Mrs Pickering's first worry was that elderly people visiting graves in the Chepstow and Bulwark Cemetery would be so shocked by what they saw that they might suffer heart attacks.

" I wish to strongly protest at the despicable way our loved ones' final resting places have been treated," she said, adding "it looks like a battlefield".

When she contacted the council she said she was told the stones had been unsafe and had been lowered to prevent accidents.

"For myself I know that my parents' headstone was not in any way loose or a danger to anyone. If it had been my brother, a builder, would have made it safe," she said – and nobody had told her this was happening.

"However we are fortunate we can afford to reset the stone but what about the elderly on pensions? And what about families who have moved away and do not know what has happened – does the council intend to move the stones and leave unmarked graves?"

She added that if the council thought the stones unsafe they should pay for them to be fixed. "After all we all pay a very high council tax," she said.
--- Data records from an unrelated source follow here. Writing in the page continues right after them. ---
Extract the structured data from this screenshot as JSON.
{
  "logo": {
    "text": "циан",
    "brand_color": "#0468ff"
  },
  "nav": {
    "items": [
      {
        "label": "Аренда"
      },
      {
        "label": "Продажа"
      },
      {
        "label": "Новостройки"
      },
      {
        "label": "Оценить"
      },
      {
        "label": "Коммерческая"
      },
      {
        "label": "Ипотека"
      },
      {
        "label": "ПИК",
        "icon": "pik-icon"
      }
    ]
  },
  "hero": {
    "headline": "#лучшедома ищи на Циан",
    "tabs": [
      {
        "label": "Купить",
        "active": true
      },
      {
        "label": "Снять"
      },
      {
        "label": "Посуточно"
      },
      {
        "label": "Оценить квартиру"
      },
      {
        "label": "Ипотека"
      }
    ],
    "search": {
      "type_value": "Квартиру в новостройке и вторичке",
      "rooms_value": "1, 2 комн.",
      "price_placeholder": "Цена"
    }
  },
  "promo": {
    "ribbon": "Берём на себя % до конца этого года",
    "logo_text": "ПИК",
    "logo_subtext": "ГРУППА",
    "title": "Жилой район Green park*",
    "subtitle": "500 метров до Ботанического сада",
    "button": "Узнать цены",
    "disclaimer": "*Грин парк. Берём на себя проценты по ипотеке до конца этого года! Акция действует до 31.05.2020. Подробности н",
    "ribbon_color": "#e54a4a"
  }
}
Spokesman for Monmouthshire County Council Bernie McGloughlin said the council had been advised to act quickly as a safety measure after somebody had been hurt by a falling headstone in Monmouth.

The council was busy looking through records to make sure everyone concerned was informed of the position. It had not decided quite what it would do if nobody could be traced but other councils in similar situations had allowed stones to stay where they lay.

Erection and maintenance of memorials was always the responsibility of families.